Since then, Jenee said her daughter has had more downs than ups.

"Monday, her lungs, she has always had pretty sick lungs, they just decided to ... that was the day they were going to give out," Jenee said. "She became unresponsive, so she stopped breathing," she said.

Doctors were able to stabilize Phoebe, and put in a breathing tube.

"If an offer was to come about [for a heart], they wouldn’t accept it right now because she’s too sick and she probably would not survive a heart transplant right now," Jenee said.

But Jenee and her husband are optimistic, as they encourage other parents to ask questions about possible heart defects while still pregnant. Jenee recommended when parents go in for a 20-week anatomy scan, to ask doctors about possible congenital heart defects.

"I feel like it [heart defects] should be talked about all the time because so many new parents like us had no clue that it even existed," she said.

Holding onto hope that a heart will be on its way.

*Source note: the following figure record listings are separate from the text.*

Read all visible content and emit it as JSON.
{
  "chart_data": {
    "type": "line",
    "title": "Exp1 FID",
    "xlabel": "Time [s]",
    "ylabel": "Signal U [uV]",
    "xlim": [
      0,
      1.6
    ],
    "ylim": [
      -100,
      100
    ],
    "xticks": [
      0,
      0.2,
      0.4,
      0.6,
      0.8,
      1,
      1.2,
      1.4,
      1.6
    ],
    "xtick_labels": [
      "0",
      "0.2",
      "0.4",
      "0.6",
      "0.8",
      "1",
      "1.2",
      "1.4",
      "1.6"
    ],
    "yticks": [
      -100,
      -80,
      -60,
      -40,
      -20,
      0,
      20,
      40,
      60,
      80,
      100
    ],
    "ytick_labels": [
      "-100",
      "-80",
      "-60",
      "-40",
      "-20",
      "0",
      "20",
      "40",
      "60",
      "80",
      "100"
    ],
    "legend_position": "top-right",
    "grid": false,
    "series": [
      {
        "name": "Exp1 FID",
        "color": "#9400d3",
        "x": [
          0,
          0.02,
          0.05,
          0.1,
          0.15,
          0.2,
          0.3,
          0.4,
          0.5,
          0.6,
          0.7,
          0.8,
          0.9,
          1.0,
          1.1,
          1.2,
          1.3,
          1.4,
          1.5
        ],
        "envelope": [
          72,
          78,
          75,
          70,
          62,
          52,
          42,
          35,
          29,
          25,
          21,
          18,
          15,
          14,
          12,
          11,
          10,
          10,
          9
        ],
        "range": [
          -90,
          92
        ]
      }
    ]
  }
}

"This happened for whatever reason," Jenee said. "I don’t know what reason it is, but I’m hoping this was to try to strengthen her lungs and after she recovers from this, maybe her perfect match will come in and we get a heart and her lungs will be in good, Phoebe condition and we can get her heart and go home soon."

Phoebe will be at Shands until she gets that new heart. A GoFundMe page has been set up to help her family pay for gas and medical bill expenses.